Emukit Structure

We have structured Emukit in a way that reflects our thinking about the different decision making processes it performs. Bayesian optimization, experimental design and Bayesian quadrature are all decision making processes that follow a similar pattern. We think of all these decision making processes as implementations of a common abstract loop:

while stopping condition is not met:
    optimize acquisition function
    evaluate user function
    update model with new observation

We have built Emukit in a modular way such that each fundamental component of this loop can be swapped out. If you are a machine learning researcher interested implemented in your method in Emukit - this is where to find out which parts you need to implement!

Loop

The emukit.core.loop.OuterLoop class is the abstract loop where the different components come together. There are more specific loops for Bayesian optimization and experimental design that construct some of the component parts for you.

Model

All Emukit loops need a probabilistic model of the underlying system. Emukit does not provide functionality to build models as there are already many good modelling frameworks available in python. Instead, we provide a way of interfacing third part modelling libraries with Emukit. We already provide a wrapper for using a model created with GPy. For instructions on how to include your own model please see this notebook.

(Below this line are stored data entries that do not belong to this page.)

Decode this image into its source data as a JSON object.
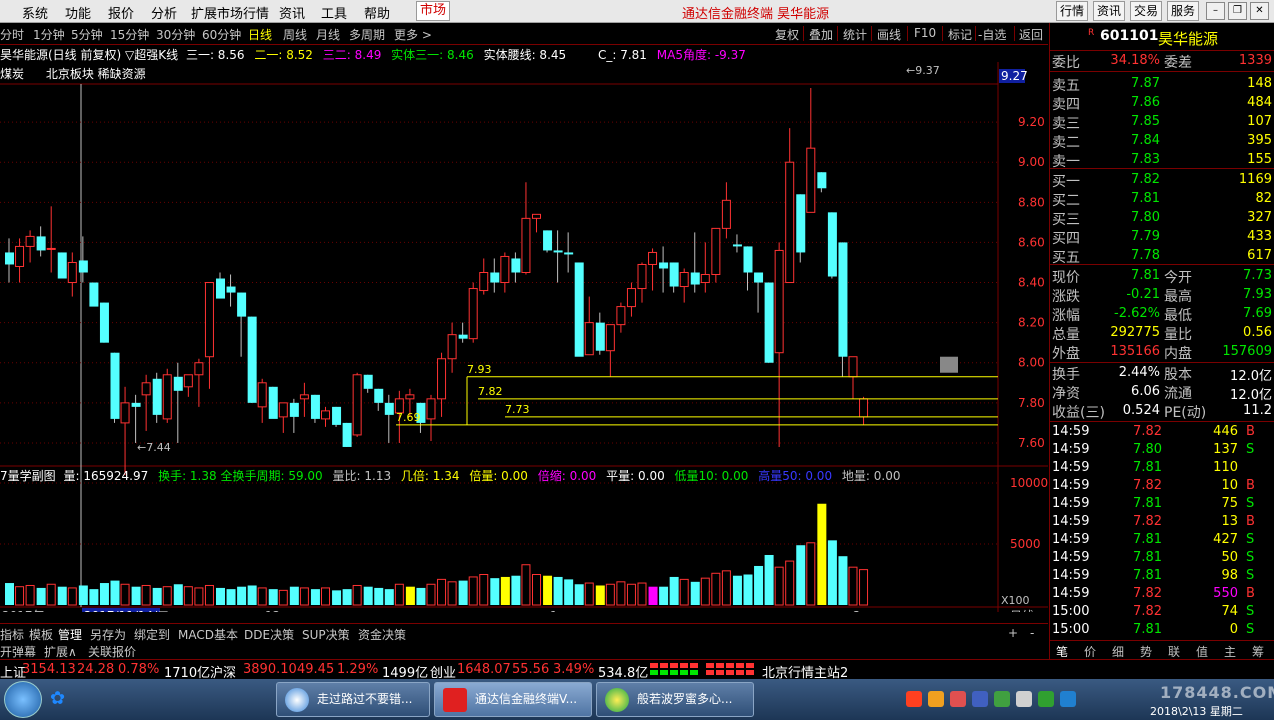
{
  "menu": {
    "items": [
      "系统",
      "功能",
      "报价",
      "分析",
      "扩展市场行情",
      "资讯",
      "工具",
      "帮助"
    ],
    "market_btn": "市场",
    "app_title": "通达信金融终端  昊华能源",
    "right_buttons": [
      "行情",
      "资讯",
      "交易",
      "服务"
    ]
  },
  "periods": {
    "items": [
      "分时",
      "1分钟",
      "5分钟",
      "15分钟",
      "30分钟",
      "60分钟",
      "日线",
      "周线",
      "月线",
      "多周期",
      "更多 >"
    ],
    "active": "日线"
  },
  "toolbar": {
    "items": [
      "复权",
      "叠加",
      "统计",
      "画线",
      "F10",
      "标记",
      "-自选",
      "返回"
    ],
    "diamond": "◇ ◇"
  },
  "indicator_line": {
    "name": "昊华能源(日线 前复权)",
    "ind": "▽超强K线",
    "s1": "三一: 8.56",
    "s2": "二一: 8.52",
    "s3": "三二: 8.49",
    "s4": "实体三一: 8.46",
    "s5": "实体腰线: 8.45",
    "s6": "C_: 7.81",
    "s7": "MA5角度: -9.37"
  },
  "sub_line": {
    "industry": "煤炭",
    "concepts": "北京板块  稀缺资源"
  },
  "chart_data": {
    "type": "candlestick",
    "y_axis_ticks": [
      "9.20",
      "9.00",
      "8.80",
      "8.60",
      "8.40",
      "8.20",
      "8.00",
      "7.80",
      "7.60"
    ],
    "current_price_tag": "9.27",
    "annotations": {
      "high": "9.37",
      "low": "7.44",
      "lines": [
        "7.93",
        "7.82",
        "7.73",
        "7.69"
      ]
    },
    "x_labels": [
      "2017年",
      "2017/11/14/二",
      "12",
      "1",
      "2"
    ],
    "candles": [
      [
        8.55,
        8.62,
        8.4,
        8.49
      ],
      [
        8.48,
        8.62,
        8.4,
        8.58
      ],
      [
        8.58,
        8.66,
        8.5,
        8.63
      ],
      [
        8.63,
        8.68,
        8.53,
        8.56
      ],
      [
        8.57,
        8.78,
        8.45,
        8.57
      ],
      [
        8.55,
        8.55,
        8.43,
        8.42
      ],
      [
        8.4,
        8.55,
        8.33,
        8.5
      ],
      [
        8.51,
        8.63,
        8.4,
        8.45
      ],
      [
        8.4,
        8.4,
        8.33,
        8.28
      ],
      [
        8.3,
        8.3,
        8.1,
        8.1
      ],
      [
        8.05,
        8.05,
        7.7,
        7.72
      ],
      [
        7.7,
        7.88,
        7.44,
        7.8
      ],
      [
        7.8,
        7.84,
        7.6,
        7.78
      ],
      [
        7.84,
        7.94,
        7.66,
        7.9
      ],
      [
        7.92,
        7.95,
        7.7,
        7.74
      ],
      [
        7.72,
        7.97,
        7.7,
        7.94
      ],
      [
        7.93,
        8.0,
        7.6,
        7.86
      ],
      [
        7.88,
        7.88,
        7.83,
        7.94
      ],
      [
        7.94,
        8.02,
        7.78,
        8.0
      ],
      [
        8.03,
        8.4,
        7.87,
        8.4
      ],
      [
        8.42,
        8.45,
        8.33,
        8.32
      ],
      [
        8.38,
        8.44,
        8.28,
        8.35
      ],
      [
        8.35,
        8.35,
        8.03,
        8.23
      ],
      [
        8.23,
        8.23,
        7.8,
        7.8
      ],
      [
        7.78,
        7.92,
        7.7,
        7.9
      ],
      [
        7.88,
        7.88,
        7.73,
        7.72
      ],
      [
        7.73,
        7.8,
        7.65,
        7.8
      ],
      [
        7.8,
        7.82,
        7.65,
        7.73
      ],
      [
        7.82,
        7.9,
        7.73,
        7.84
      ],
      [
        7.84,
        7.84,
        7.7,
        7.72
      ],
      [
        7.72,
        7.78,
        7.68,
        7.76
      ],
      [
        7.78,
        7.78,
        7.68,
        7.69
      ],
      [
        7.7,
        7.7,
        7.58,
        7.58
      ],
      [
        7.64,
        7.95,
        7.63,
        7.94
      ],
      [
        7.94,
        7.94,
        7.85,
        7.87
      ],
      [
        7.87,
        7.87,
        7.76,
        7.8
      ],
      [
        7.8,
        7.84,
        7.6,
        7.74
      ],
      [
        7.75,
        7.86,
        7.6,
        7.82
      ],
      [
        7.82,
        7.87,
        7.73,
        7.84
      ],
      [
        7.8,
        7.8,
        7.65,
        7.7
      ],
      [
        7.72,
        7.84,
        7.61,
        7.82
      ],
      [
        7.82,
        8.05,
        7.73,
        8.02
      ],
      [
        8.02,
        8.2,
        7.95,
        8.14
      ],
      [
        8.14,
        8.2,
        8.1,
        8.12
      ],
      [
        8.12,
        8.4,
        8.1,
        8.37
      ],
      [
        8.36,
        8.52,
        8.34,
        8.45
      ],
      [
        8.45,
        8.52,
        8.35,
        8.4
      ],
      [
        8.4,
        8.55,
        8.35,
        8.53
      ],
      [
        8.52,
        8.55,
        8.4,
        8.45
      ],
      [
        8.45,
        8.9,
        8.44,
        8.72
      ],
      [
        8.72,
        8.74,
        8.65,
        8.74
      ],
      [
        8.66,
        8.66,
        8.55,
        8.56
      ],
      [
        8.56,
        8.66,
        8.4,
        8.55
      ],
      [
        8.55,
        8.65,
        8.45,
        8.54
      ],
      [
        8.5,
        8.5,
        8.1,
        8.03
      ],
      [
        8.04,
        8.33,
        8.04,
        8.2
      ],
      [
        8.2,
        8.25,
        8.04,
        8.06
      ],
      [
        8.06,
        8.1,
        7.93,
        8.19
      ],
      [
        8.19,
        8.3,
        8.15,
        8.28
      ],
      [
        8.28,
        8.4,
        8.23,
        8.37
      ],
      [
        8.37,
        8.5,
        8.3,
        8.49
      ],
      [
        8.49,
        8.57,
        8.36,
        8.55
      ],
      [
        8.5,
        8.58,
        8.35,
        8.47
      ],
      [
        8.5,
        8.5,
        8.35,
        8.38
      ],
      [
        8.38,
        8.47,
        8.3,
        8.45
      ],
      [
        8.45,
        8.65,
        8.35,
        8.39
      ],
      [
        8.4,
        8.6,
        8.35,
        8.44
      ],
      [
        8.44,
        8.66,
        8.4,
        8.67
      ],
      [
        8.67,
        8.9,
        8.62,
        8.81
      ],
      [
        8.59,
        8.64,
        8.55,
        8.58
      ],
      [
        8.58,
        8.58,
        8.36,
        8.45
      ],
      [
        8.45,
        8.45,
        8.25,
        8.4
      ],
      [
        8.4,
        8.4,
        8.0,
        8.0
      ],
      [
        8.05,
        8.6,
        7.58,
        8.56
      ],
      [
        8.4,
        9.17,
        8.4,
        9.0
      ],
      [
        8.84,
        8.84,
        8.5,
        8.55
      ],
      [
        8.75,
        9.37,
        8.75,
        9.07
      ],
      [
        8.95,
        8.95,
        8.85,
        8.87
      ],
      [
        8.75,
        8.75,
        8.42,
        8.43
      ],
      [
        8.6,
        8.6,
        7.93,
        8.03
      ],
      [
        7.93,
        7.93,
        7.82,
        8.03
      ],
      [
        7.73,
        7.83,
        7.69,
        7.82
      ]
    ],
    "volume_ticks": [
      "10000",
      "5000"
    ],
    "volume_unit": "X100",
    "volume_note": "量: 165924.97"
  },
  "vol_info": {
    "name": "7量学副图",
    "v1": "量: 165924.97",
    "v2": "换手: 1.38",
    "v3": "全换手周期: 59.00",
    "v4": "量比: 1.13",
    "v5": "几倍: 1.34",
    "v6": "倍量: 0.00",
    "v7": "倍缩: 0.00",
    "v8": "平量: 0.00",
    "v9": "低量10: 0.00",
    "v10": "高量50: 0.00",
    "v11": "地量: 0.00"
  },
  "bottom_tabs": {
    "items": [
      "指标",
      "模板",
      "管理",
      "另存为",
      "绑定到",
      "MACD基本",
      "DDE决策",
      "SUP决策",
      "资金决策"
    ],
    "active": "管理",
    "period_label": "日线",
    "plus": "+",
    "minus": "-"
  },
  "bottom2": {
    "items": [
      "开弹幕",
      "扩展∧",
      "关联报价"
    ]
  },
  "stock": {
    "code": "601101",
    "name": "昊华能源",
    "badge": "R",
    "wei_bi_label": "委比",
    "wei_bi": "34.18%",
    "wei_cha_label": "委差",
    "wei_cha": "1339",
    "asks": [
      {
        "label": "卖五",
        "price": "7.87",
        "vol": "148"
      },
      {
        "label": "卖四",
        "price": "7.86",
        "vol": "484"
      },
      {
        "label": "卖三",
        "price": "7.85",
        "vol": "107"
      },
      {
        "label": "卖二",
        "price": "7.84",
        "vol": "395"
      },
      {
        "label": "卖一",
        "price": "7.83",
        "vol": "155"
      }
    ],
    "bids": [
      {
        "label": "买一",
        "price": "7.82",
        "vol": "1169"
      },
      {
        "label": "买二",
        "price": "7.81",
        "vol": "82"
      },
      {
        "label": "买三",
        "price": "7.80",
        "vol": "327"
      },
      {
        "label": "买四",
        "price": "7.79",
        "vol": "433"
      },
      {
        "label": "买五",
        "price": "7.78",
        "vol": "617"
      }
    ],
    "quote": [
      {
        "l1": "现价",
        "v1": "7.81",
        "c1": "grn",
        "l2": "今开",
        "v2": "7.73",
        "c2": "grn"
      },
      {
        "l1": "涨跌",
        "v1": "-0.21",
        "c1": "grn",
        "l2": "最高",
        "v2": "7.93",
        "c2": "grn"
      },
      {
        "l1": "涨幅",
        "v1": "-2.62%",
        "c1": "grn",
        "l2": "最低",
        "v2": "7.69",
        "c2": "grn"
      },
      {
        "l1": "总量",
        "v1": "292775",
        "c1": "yel",
        "l2": "量比",
        "v2": "0.56",
        "c2": "yel"
      },
      {
        "l1": "外盘",
        "v1": "135166",
        "c1": "red",
        "l2": "内盘",
        "v2": "157609",
        "c2": "grn"
      }
    ],
    "fund": [
      {
        "l1": "换手",
        "v1": "2.44%",
        "l2": "股本",
        "v2": "12.0亿"
      },
      {
        "l1": "净资",
        "v1": "6.06",
        "l2": "流通",
        "v2": "12.0亿"
      },
      {
        "l1": "收益(三)",
        "v1": "0.524",
        "l2": "PE(动)",
        "v2": "11.2"
      }
    ]
  },
  "ticks": [
    {
      "t": "14:59",
      "p": "7.82",
      "v": "446",
      "f": "B"
    },
    {
      "t": "14:59",
      "p": "7.80",
      "v": "137",
      "f": "S"
    },
    {
      "t": "14:59",
      "p": "7.81",
      "v": "110",
      "f": ""
    },
    {
      "t": "14:59",
      "p": "7.82",
      "v": "10",
      "f": "B"
    },
    {
      "t": "14:59",
      "p": "7.81",
      "v": "75",
      "f": "S"
    },
    {
      "t": "14:59",
      "p": "7.82",
      "v": "13",
      "f": "B"
    },
    {
      "t": "14:59",
      "p": "7.81",
      "v": "427",
      "f": "S"
    },
    {
      "t": "14:59",
      "p": "7.81",
      "v": "50",
      "f": "S"
    },
    {
      "t": "14:59",
      "p": "7.81",
      "v": "98",
      "f": "S"
    },
    {
      "t": "14:59",
      "p": "7.82",
      "v": "550",
      "f": "B"
    },
    {
      "t": "15:00",
      "p": "7.82",
      "v": "74",
      "f": "S"
    },
    {
      "t": "15:00",
      "p": "7.81",
      "v": "0",
      "f": "S"
    }
  ],
  "right_tabs": [
    "笔",
    "价",
    "细",
    "势",
    "联",
    "值",
    "主",
    "筹"
  ],
  "status": {
    "sh_label": "上证",
    "sh_val": "3154.13",
    "sh_chg": "24.28",
    "sh_pct": "0.78%",
    "sh_amt": "1710亿",
    "hs_label": "沪深",
    "hs_val": "3890.10",
    "hs_chg": "49.45",
    "hs_pct": "1.29%",
    "hs_amt": "1499亿",
    "cy_label": "创业",
    "cy_val": "1648.07",
    "cy_chg": "55.56",
    "cy_pct": "3.49%",
    "cy_amt": "534.8亿",
    "station": "北京行情主站2"
  },
  "taskbar": {
    "tasks": [
      "走过路过不要错...",
      "通达信金融终端V...",
      "般若波罗蜜多心..."
    ],
    "clock": "2018\\2\\13 星期二",
    "watermark": "178448.COM"
  }
}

Different models and modelling frameworks will provide different functionality. For instance a Gaussian process will usually have derivatives of the predictions available but random forests will not. These different functionalities are represented by a set of interfaces which a model implements. The basic interface that all models must implement is IModel, which implements functionality to make predictions and update the model but a model may implement any number of other interfaces such as IDifferentiable which indicates a model has prediction derivatives available.

Candidate Point Calculator

This class decides which point to evaluate next. The simplest implementation, SequentialPointCalculator, collects one point at a time by finding where the acquisition is a maximum by applying the acquisition optimizer to the acquisition function. More complex implementations will enable batches of points to be collected so that the user function can be evaluated in parallel.

Acquisition

The acquisition is a heuristic quantification of how valuable collecting a future point might be. It is used by the candidate point calculator to decide which point(s) to collect next.

Acquisition Optimizer

The AcquisitionOptimizer optimizes the acquisition function to find the point at which the acquisition is a maximum. This will use the acquisition function gradients if they are available. If gradients of the acquisition function are not available it will either estimate them numerically or use a gradient free optimizer.

User Function

This is the function that we are trying to reason about. It can be either evaluated by the user or it can be passed into the loop and evaluated by Emukit.

Model Updater

The ModelUpdater class updates the model with new training data after a new point is observed and optimizes any hyper-parameters of the model. It can decide whether hyper-parameters need updating based on some internal logic.

Stopping Condition

The StoppingCondition class chooses when we should stop collecting points. The most commonly used example is to stop when a set number of iterations have been reached.